Setting up the project

scrapy startproject ucla_scraper

Creating the Spider

Run this snippet in the your command line/terminal to create a spider called “ucla_scraper”:

scrapy genspider ucla_scraper ucla

Next open the file that was created in the “spiders” folder, it should be called “ucla_scraper.py”

Feel free to copy and paste the following code based off of a datablogger tutorial (https://www.data-blogger.com/2016/08/18/scraping-a-website-with-python-scrapy/)

# -*- coding: utf-8 -*-
import scrapy
from scrapy.linkextractor import LinkExtractor
from scrapy.spiders import Rule, CrawlSpider


class ScraperItem(scrapy.Item):
    # The source URL
    url_from = scrapy.Field()
    # The destination URL
    url_to = scrapy.Field()


class UclaScraperSpider(CrawlSpider):
    name = "ucla_scraper"
    allowed_domains = ["ucla.edu"]
    start_urls = ['http://www.ucla.edu/students/current-students']
    custom_settings = {
        'DEPTH_LIMIT': '2'}

    # This spider has one rule: extract all (unique and canonicalized) links, follow them and parse them using the parse_items method
    rules = [
        Rule(
            LinkExtractor(
                canonicalize=True,
                unique=True
            ),
            follow=True,
            callback="parse_items"
        )
    ]

    # Method which starts the requests by visiting all URLs specified in start_urls
    def start_requests(self):
        for url in self.start_urls:
            yield scrapy.Request(url, callback=self.parse, dont_filter=True)

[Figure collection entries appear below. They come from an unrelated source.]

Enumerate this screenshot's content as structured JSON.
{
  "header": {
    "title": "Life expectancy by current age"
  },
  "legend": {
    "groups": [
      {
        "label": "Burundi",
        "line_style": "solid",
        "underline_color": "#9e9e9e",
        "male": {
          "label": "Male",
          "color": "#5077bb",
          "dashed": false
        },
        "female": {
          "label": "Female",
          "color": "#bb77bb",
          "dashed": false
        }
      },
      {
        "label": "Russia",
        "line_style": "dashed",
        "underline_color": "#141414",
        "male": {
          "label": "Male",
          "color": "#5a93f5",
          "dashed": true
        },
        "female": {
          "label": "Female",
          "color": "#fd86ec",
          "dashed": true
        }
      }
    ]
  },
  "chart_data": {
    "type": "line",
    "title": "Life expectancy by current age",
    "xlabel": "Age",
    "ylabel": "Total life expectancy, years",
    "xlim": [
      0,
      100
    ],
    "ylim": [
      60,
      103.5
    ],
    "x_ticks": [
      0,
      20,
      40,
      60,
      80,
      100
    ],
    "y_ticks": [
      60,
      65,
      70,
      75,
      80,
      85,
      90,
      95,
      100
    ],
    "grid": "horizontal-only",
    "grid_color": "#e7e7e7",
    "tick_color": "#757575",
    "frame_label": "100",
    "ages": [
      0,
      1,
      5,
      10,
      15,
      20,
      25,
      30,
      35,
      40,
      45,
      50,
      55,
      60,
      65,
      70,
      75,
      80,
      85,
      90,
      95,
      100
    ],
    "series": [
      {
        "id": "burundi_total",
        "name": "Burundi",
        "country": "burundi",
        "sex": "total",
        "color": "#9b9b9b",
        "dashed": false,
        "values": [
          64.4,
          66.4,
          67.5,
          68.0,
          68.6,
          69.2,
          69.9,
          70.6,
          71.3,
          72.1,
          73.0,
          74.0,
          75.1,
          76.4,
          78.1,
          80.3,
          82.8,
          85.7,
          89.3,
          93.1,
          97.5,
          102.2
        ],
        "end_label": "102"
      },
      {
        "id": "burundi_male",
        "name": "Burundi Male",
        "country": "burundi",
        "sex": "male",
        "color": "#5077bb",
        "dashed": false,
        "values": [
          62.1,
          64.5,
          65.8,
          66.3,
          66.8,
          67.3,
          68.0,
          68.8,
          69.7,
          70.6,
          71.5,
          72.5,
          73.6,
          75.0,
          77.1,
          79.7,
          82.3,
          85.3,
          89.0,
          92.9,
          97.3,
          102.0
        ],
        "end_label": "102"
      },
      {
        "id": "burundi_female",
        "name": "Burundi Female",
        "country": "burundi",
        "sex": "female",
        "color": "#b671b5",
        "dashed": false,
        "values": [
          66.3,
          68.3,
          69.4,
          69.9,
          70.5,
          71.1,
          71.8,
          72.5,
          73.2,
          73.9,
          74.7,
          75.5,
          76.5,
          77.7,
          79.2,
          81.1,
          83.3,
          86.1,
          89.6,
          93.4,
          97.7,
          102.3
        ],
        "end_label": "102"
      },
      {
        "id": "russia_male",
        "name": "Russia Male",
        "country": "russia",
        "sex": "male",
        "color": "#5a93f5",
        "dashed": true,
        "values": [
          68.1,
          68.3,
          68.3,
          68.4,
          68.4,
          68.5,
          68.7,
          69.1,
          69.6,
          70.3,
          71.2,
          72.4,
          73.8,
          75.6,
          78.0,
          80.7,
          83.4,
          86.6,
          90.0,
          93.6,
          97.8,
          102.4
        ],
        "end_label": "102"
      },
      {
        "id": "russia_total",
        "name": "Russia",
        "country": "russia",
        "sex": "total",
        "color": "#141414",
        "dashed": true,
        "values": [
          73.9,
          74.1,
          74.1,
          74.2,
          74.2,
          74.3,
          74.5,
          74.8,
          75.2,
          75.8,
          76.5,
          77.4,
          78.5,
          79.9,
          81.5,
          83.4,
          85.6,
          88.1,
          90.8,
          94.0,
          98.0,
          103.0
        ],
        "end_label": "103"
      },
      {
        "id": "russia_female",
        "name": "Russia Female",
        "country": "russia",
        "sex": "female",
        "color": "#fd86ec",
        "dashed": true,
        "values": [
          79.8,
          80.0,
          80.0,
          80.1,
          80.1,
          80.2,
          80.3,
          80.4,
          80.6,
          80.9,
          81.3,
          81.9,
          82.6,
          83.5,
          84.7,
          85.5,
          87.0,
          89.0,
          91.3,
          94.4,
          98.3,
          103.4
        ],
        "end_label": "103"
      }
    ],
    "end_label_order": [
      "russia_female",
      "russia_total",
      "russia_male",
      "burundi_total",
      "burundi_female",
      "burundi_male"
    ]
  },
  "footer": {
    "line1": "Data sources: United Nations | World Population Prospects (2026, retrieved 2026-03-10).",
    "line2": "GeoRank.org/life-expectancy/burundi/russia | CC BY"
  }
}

    # Method for parsing items
    def parse_items(self, response):
        # The list of items that are found on the particular page
        items = []
        # Only extract canonicalized and unique links (with respect to the current page)
        links = LinkExtractor(canonicalize=True, unique=True).extract_links(response)
        # Now go through all the found links
        for link in links:
            # Check whether the domain of the URL of the link is allowed; so whether it is in one of the allowed domains
            is_allowed = False
            for allowed_domain in self.allowed_domains:
                if allowed_domain in link.url:
                    is_allowed = True
            # If it is allowed, create a new item and add it to the list of found items
            if is_allowed:
                item = ScraperItem()
                item['url_from'] = response.url
                item['url_to'] = link.url
                items.append(item)
        # Return all the found items
        return items

Execute the Spider!

Run the spider from the command line in the parent directory of the spiders folder as follows:

scrapy crawl ucla_scraper -o links.csv -t csv

Done!